Rather than a dull thud, the Mariners checked off a moribund half-season Sunday in Oakland with a sad cringe, a 13th inning, 2-1 loss to the A’s that was a metaphor for 2012 — a hapless squandering of quality pitching with inept hitting.
Josh Reddick’s double scored Jemile Weeks, who singled off the fifth Mariners pitcher, Oliver Perez, for the winning run in a game dominated by potent starting pitching from Seattle’s Felix Hernandez and Oakland’s Bartolo Colon.
Granted, they were pitching against the American League’s two worst offenses (Seattle 13th in team batting average at .230, Oakland 14th at .225), but each would have dominated major league teams. Colon, 39, threw an incredible 70 strikes in 93 pitches through 7.2 innings. Even though the Mariners hitters knew what was coming and where it was going, they could do little.
After new leadoff hitter Dustin Ackley opened the game with a single, Colon retired the next 17 Mariners before until Ackley singled again with two outs in the sixth. Ichiro blooped a single behind third base that hit the the left field foul line, Ackley reaching third. Michael Saunders singled to right for what proved to be the Mariners’ only run. Ichiro reached third on the hit but was stranded there when Miguel Olivo grounded out.
Several more opportunities arose, but as the game wore on, Mariners hitters appeared to wear out. The 11th was particularly odious, Saunders, John Jaso and Kyle Seager all striking out in terrible at-bats.
“We had some good ABs early, but later on, it got worse,” manager Eric Wedge said. “In that type of game, you gotta come through, and we didn’t do it. Felix was strong today, the bullpen was fantastic — a lot of good pitching going on. We saw some good things (Saturday night offensively in a 7-1 win), but today — it’s back and forth.
“I talked to these guys a little bit, and told them to take four days to mentally and physically rest, but take time for reflection and be accountable for what has and hasn’t happened this season. And damn sure be more consistent.”
Wedge has promised to use the All-Star break to “evaluate everything,” he said, but it’s hard to see, at 36-51 and having lost five of seven and 18 of 26 since the six-pitcher no-hitter June 8, how the American League’s worst team has the money, flexibility or cunning to make significant improvements.
Wedge almost seemed to concede the futility.
“Whatever we decide to do, if anything,” he said, “we’ll do it for right reasons, and not be emotional about it.”
One thing they don’t have to change is Hernandez, the Mariners’ lone All-Star, who, except for three ground-ball singles in the first that produced the A’s only run until the 13th, was again splendid. He pitched 7.2 innings and gave up six hits and three walks in 114 pitches. But for the 11th time in 18 starts, he received one run or less in support.

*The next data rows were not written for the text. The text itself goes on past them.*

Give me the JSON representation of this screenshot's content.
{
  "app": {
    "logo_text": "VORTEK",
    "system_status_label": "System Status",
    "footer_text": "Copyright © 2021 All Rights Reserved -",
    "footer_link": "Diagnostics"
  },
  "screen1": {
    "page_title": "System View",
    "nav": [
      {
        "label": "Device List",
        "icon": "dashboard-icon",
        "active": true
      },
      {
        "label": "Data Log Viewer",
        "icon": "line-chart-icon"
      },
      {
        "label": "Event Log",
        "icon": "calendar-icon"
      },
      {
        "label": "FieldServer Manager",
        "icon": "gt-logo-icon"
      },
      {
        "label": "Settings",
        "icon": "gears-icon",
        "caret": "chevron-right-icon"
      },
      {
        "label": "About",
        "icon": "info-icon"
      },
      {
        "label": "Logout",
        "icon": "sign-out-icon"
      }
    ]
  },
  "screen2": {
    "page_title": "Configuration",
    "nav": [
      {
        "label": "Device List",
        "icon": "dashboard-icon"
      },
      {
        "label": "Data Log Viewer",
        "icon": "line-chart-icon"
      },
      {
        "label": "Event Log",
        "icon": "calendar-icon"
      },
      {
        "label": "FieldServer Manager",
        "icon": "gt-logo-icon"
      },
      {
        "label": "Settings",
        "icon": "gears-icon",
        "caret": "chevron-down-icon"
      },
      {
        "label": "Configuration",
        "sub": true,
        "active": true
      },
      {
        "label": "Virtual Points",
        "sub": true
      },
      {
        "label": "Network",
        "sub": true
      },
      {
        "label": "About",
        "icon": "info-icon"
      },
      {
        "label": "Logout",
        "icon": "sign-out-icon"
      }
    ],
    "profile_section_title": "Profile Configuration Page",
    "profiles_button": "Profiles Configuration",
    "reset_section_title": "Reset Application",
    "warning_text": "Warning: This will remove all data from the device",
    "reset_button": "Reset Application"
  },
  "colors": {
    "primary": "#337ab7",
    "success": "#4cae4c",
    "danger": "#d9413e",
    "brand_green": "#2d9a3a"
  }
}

Hard to say whether it was a new low, but an epic moment of absurdity came in the 11th when Seattle reliever Charlie Furbush, attempting to complete an intentional walk, threw the ball five feet over the head of the batter and catcher all the way to the backstop. The wild pitch advanced Weeks to third, but Wedge pulled Furbush for Shawn Kelley, who got the final out and saved Furbush from immediate entry into the Hall of Shame.
Meanwhile, with their second walk-off win in the series and eighth of the season, the A’s are 43-43 and only 2.5 games behind Baltimore for the last wild-card spot, despite having the smallest payroll in MLB.